Getting Over Sugar Addiction
Fighting a sugar addiction is hard especially at the beginning, but you can make small steps gradually that will help you recover fully from it.
1.Start by making small lifestyle choices like reducing your sugar intake in foods and beverages. For instance, if you take three teaspoons of sugar in your tea or coffee, reduce to two and gradually one and eventually stop adding sugar to your hot beverage altogether. There are plenty of replacements such as date syrup, agave, coconut sugar which can make the transition easier but of course these still contain sugars but they have a lower GI causing less of an effect on your blood sugar levels.
2. Eating plenty of bitter greens such as endive, frisee and radicchio can help reduce cravings because over time they have an effect on your taste buds such that you’ll eventually find that the taste of sugar is not so appealing. Spring time is an ideal time for this as the green spaces are filled with wild, bitter herbs such as dandelion, plantain, and nettles which are ideal for setting up your tastebuds for a summer of healthy salads and greens. Dress with a simple home made vinaigrette rather then the potentially sugar-laced shop bought stuff. You could even add in a green superfood for a more powerful bitter boost which also works to dismantle and realign your craving centres to healthier alternatives more quickly.
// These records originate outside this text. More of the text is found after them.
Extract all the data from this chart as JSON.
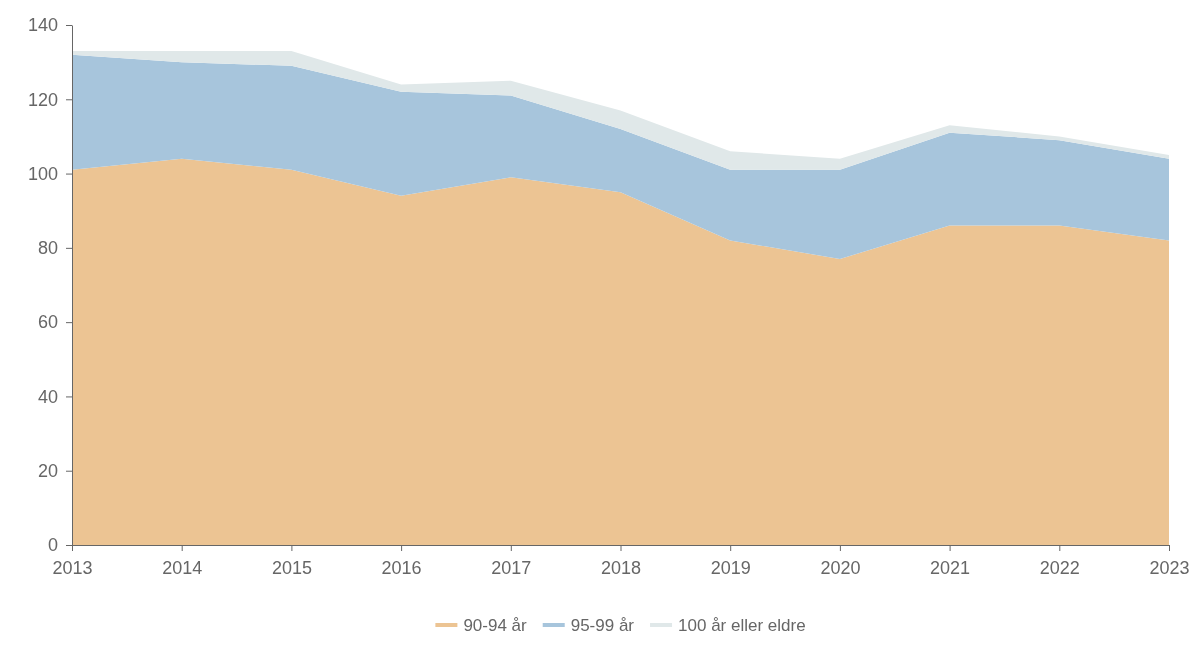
{
  "chart_data": {
    "type": "area",
    "stacked": true,
    "x": [
      2013,
      2014,
      2015,
      2016,
      2017,
      2018,
      2019,
      2020,
      2021,
      2022,
      2023
    ],
    "xlim": [
      2013,
      2023
    ],
    "xticks": [
      2013,
      2014,
      2015,
      2016,
      2017,
      2018,
      2019,
      2020,
      2021,
      2022,
      2023
    ],
    "ylim": [
      0,
      140
    ],
    "yticks": [
      0,
      20,
      40,
      60,
      80,
      100,
      120,
      140
    ],
    "grid": false,
    "legend": "bottom",
    "series": [
      {
        "name": "90-94 år",
        "color": "#ecc493",
        "values": [
          101,
          104,
          101,
          94,
          99,
          95,
          82,
          77,
          86,
          86,
          82
        ]
      },
      {
        "name": "95-99 år",
        "color": "#a7c5dc",
        "values": [
          31,
          26,
          28,
          28,
          22,
          17,
          19,
          24,
          25,
          23,
          22
        ]
      },
      {
        "name": "100 år eller eldre",
        "color": "#e0e8e9",
        "values": [
          1,
          3,
          4,
          2,
          4,
          5,
          5,
          3,
          2,
          1,
          1
        ]
      }
    ]
  }
}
3. You could also start making green smoothies each time you get a sugar craving. You can add a sweet fruit in them such as an apple or grapes to make the juices more palatable. Go for vegetables such as cucumbers for making your smoothies because they are naturally sweeter than many other vegetables but don’t overdo it with the pure fruit smoothies or juices which contain a lot of sugar too. Smoothies are preferable to juices as along with the sugar they contain the fibre which lessens the effects of the sugar on your blood sugar levels, watering it down in a way.
4. Don’t skip breakfast and when you take it to ensure it has adequate amounts of protein because protein helps balance blood sugars and insulin, consequently reducing sugar cravings. It also provides a feeling of fullness for longer which decreases your chances of snacking unconsciously. A protein shake is an easy way of doing this for those with time pressure in the morning or i like to add protein powder into my oatmeal to get the slow release energy too.
5. Incorporating healthy fats such as that found in virgin olive oil, seeds, and nuts, avocados, and fish can help in fighting cravings too. Healthy fats don’t actually make you fat, its sugar that does. Fats give you a feeling of fullness, they help in balancing your blood sugar and they provide fuel for your cells.
6. Fancy something a bit more radical? Fasting has been shown to be a really effective method to detox from any undesirable eating habits and reprogram craving centres and tastebuds. There are many versions to try but something relatively simple is a supported fast where you aren’t simply cutting out food but instead you are providing your body with plenty of nutrients to help your system detox along with a protein element to keep hunger at bay. I recently finished a three day fast using Miessence Fast and had great results including loosing the weight I had gained over the christmas holidays (I lost 6 lbs) plus reaffirmed my own sugar related goals. I found things so sweet after I started eating normally again that if something contained processed sugar I could tell right away. Get in touch if you want more information about that or check out my run down here.
Fighting sugar addiction cannot take place instantly. It will require time, patience and discipline. Start by making small simple changes and with time you will have the momentum to keep off sugar and processed foods altogether gaining a more consistent energy, more stamina when exercising, easier weight loss, clearer skin, better teeth and the priceless benefit of not living a life punctuated with incessant cravings!